Monday, March 14, 2011

TEACHING WITH ACQUIESCENCE

"Prairie School", oil on board, by Don Gray
“It is this almost pugnacious acceptance of reality that distinguishes him…”
-- Michael Sadlier, in Anthony Trollope: A Commentary

Until I read Mr. Sadlier’s essay this morning, I would never have considered using the words “acquiescent” and “pugnacious” in a discussion of successful teaching, but he used them so appropriately in his treatise on the Victorian novelist that I begin wondering whether the good teacher must not always be, you might say,  pugnaciously acquiescent. It’s thought-provoking that the word “acquiesce” derives from the Latin word for “quiet”, for it suggests that an acquiescent person is simply one who finds more reasons for inner peace and quiet than for unease and apprehension. The word literally means “to be at rest”, which summons up a picture of a teacher who treats whatever happens in the classroom as a worthy- of-note occurrence that should be quietly welcomed and walked around and appraised.

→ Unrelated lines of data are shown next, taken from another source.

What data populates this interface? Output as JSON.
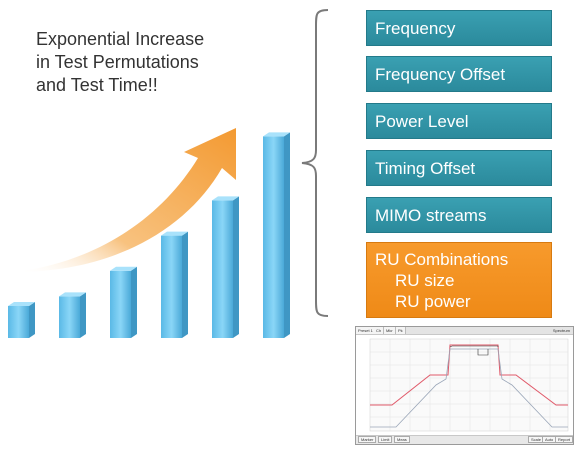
{
  "headline": {
    "lines": [
      "Exponential Increase",
      "in Test Permutations",
      "and Test Time!!"
    ]
  },
  "growth_bars": {
    "count": 6,
    "levels": [
      1,
      1.3,
      2.1,
      3.2,
      4.3,
      6.3
    ],
    "bar_color": "#6ec7f0",
    "arrow_color": "#f4a64a"
  },
  "parameters": {
    "items": [
      {
        "label": "Frequency"
      },
      {
        "label": "Frequency Offset"
      },
      {
        "label": "Power Level"
      },
      {
        "label": "Timing Offset"
      },
      {
        "label": "MIMO streams"
      }
    ],
    "highlight": {
      "label": "RU Combinations",
      "sub_items": [
        "RU size",
        "RU power"
      ]
    },
    "teal_color": "#3399aa",
    "orange_color": "#f39020"
  },
  "spectrum_panel": {
    "tabs": [
      "Preset 1",
      "Ch",
      "Mkr",
      "Pk"
    ],
    "title": "Spectrum",
    "footer_buttons": [
      "Marker",
      "Limit",
      "Meas"
    ],
    "footer_right": [
      "Scale",
      "Auto",
      "Report"
    ]
  }
}
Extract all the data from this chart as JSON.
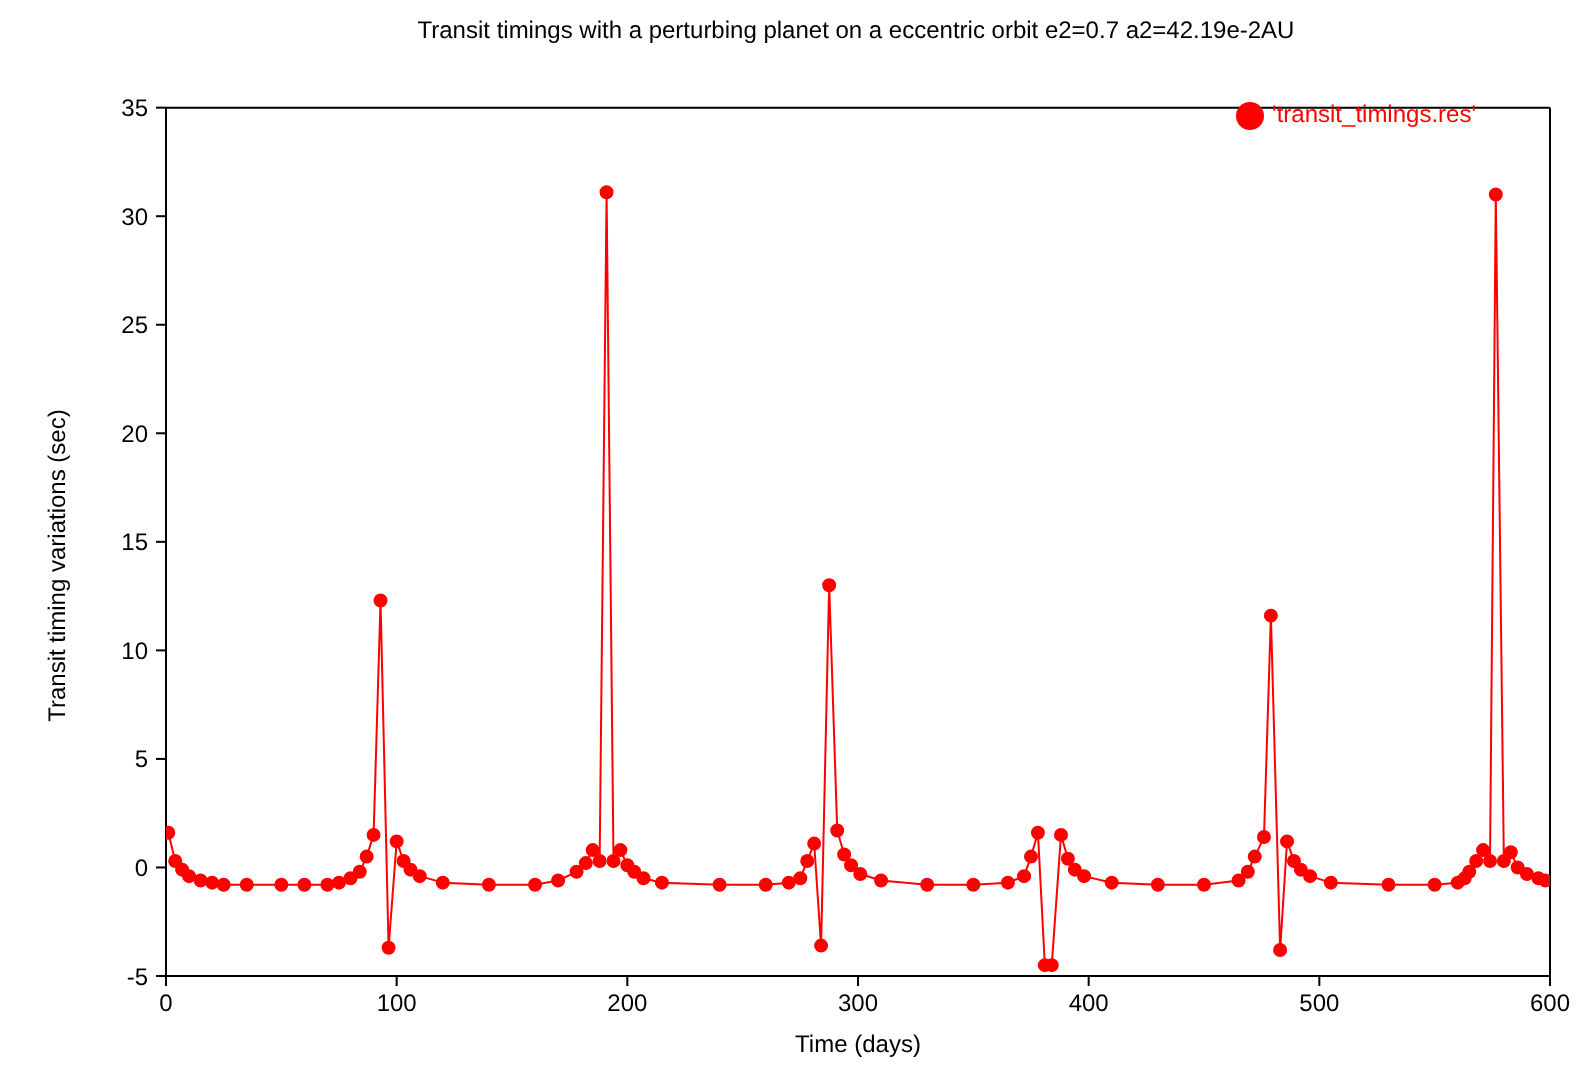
{
  "chart_data": {
    "type": "line",
    "title": "Transit timings with a perturbing planet on a eccentric orbit e2=0.7 a2=42.19e-2AU",
    "xlabel": "Time (days)",
    "ylabel": "Transit timing variations (sec)",
    "x": [
      1,
      4,
      7,
      10,
      15,
      20,
      25,
      35,
      50,
      60,
      70,
      75,
      80,
      84,
      87,
      90,
      93,
      96.5,
      100,
      103,
      106,
      110,
      120,
      140,
      160,
      170,
      178,
      182,
      185,
      188,
      191,
      194,
      197,
      200,
      203,
      207,
      215,
      240,
      260,
      270,
      275,
      278,
      281,
      284,
      287.5,
      291,
      294,
      297,
      301,
      310,
      330,
      350,
      365,
      372,
      375,
      378,
      381,
      384,
      388,
      391,
      394,
      398,
      410,
      430,
      450,
      465,
      469,
      472,
      476,
      479,
      483,
      486,
      489,
      492,
      496,
      505,
      530,
      550,
      560,
      563,
      565,
      568,
      571,
      574,
      576.5,
      580,
      583,
      586,
      590,
      595,
      598
    ],
    "series": [
      {
        "name": "'transit_timings.res'",
        "color": "#ff0000",
        "values": [
          1.6,
          0.3,
          -0.1,
          -0.4,
          -0.6,
          -0.7,
          -0.8,
          -0.8,
          -0.8,
          -0.8,
          -0.8,
          -0.7,
          -0.5,
          -0.2,
          0.5,
          1.5,
          12.3,
          -3.7,
          1.2,
          0.3,
          -0.1,
          -0.4,
          -0.7,
          -0.8,
          -0.8,
          -0.6,
          -0.2,
          0.2,
          0.8,
          0.3,
          31.1,
          0.3,
          0.8,
          0.1,
          -0.2,
          -0.5,
          -0.7,
          -0.8,
          -0.8,
          -0.7,
          -0.5,
          0.3,
          1.1,
          -3.6,
          13,
          1.7,
          0.6,
          0.1,
          -0.3,
          -0.6,
          -0.8,
          -0.8,
          -0.7,
          -0.4,
          0.5,
          1.6,
          -4.5,
          -4.5,
          1.5,
          0.4,
          -0.1,
          -0.4,
          -0.7,
          -0.8,
          -0.8,
          -0.6,
          -0.2,
          0.5,
          1.4,
          11.6,
          -3.8,
          1.2,
          0.3,
          -0.1,
          -0.4,
          -0.7,
          -0.8,
          -0.8,
          -0.7,
          -0.5,
          -0.2,
          0.3,
          0.8,
          0.3,
          31,
          0.3,
          0.7,
          0,
          -0.3,
          -0.5,
          -0.6
        ]
      }
    ],
    "xlim": [
      0,
      600
    ],
    "xticks": [
      0,
      100,
      200,
      300,
      400,
      500,
      600
    ],
    "ylim": [
      -5,
      35
    ],
    "yticks": [
      -5,
      0,
      5,
      10,
      15,
      20,
      25,
      30,
      35
    ],
    "marker": "circle",
    "line_style": "solid",
    "legend": "top right",
    "grid": false
  }
}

This is a teacher who knows that nothing can be gained by giving battle, but that everything is won through simple acceptance. However, this is not a submissive and spineless acceptance, but rather a pugnacious one – the kind of acquiescence that says, in feisty tones, “Yes, I’m brave enough to say yes to life as it shows itself to me in the classroom, life as it truly is.” It is a courageous kind of acquiescence, more willing to wonder and marvel at the thoughts and deeds of students than to condemn and castigate them. Of course, there will occasions when the students deserve the teacher’s censure for one reason or another, but the censure should be given with the same humble acquiescence -- the same sense of quietly accepting what simply needs to be done. A teacher can be both tough and soft, both stern and merciful. It’s like being sweet-tempered but with boxing gloves on.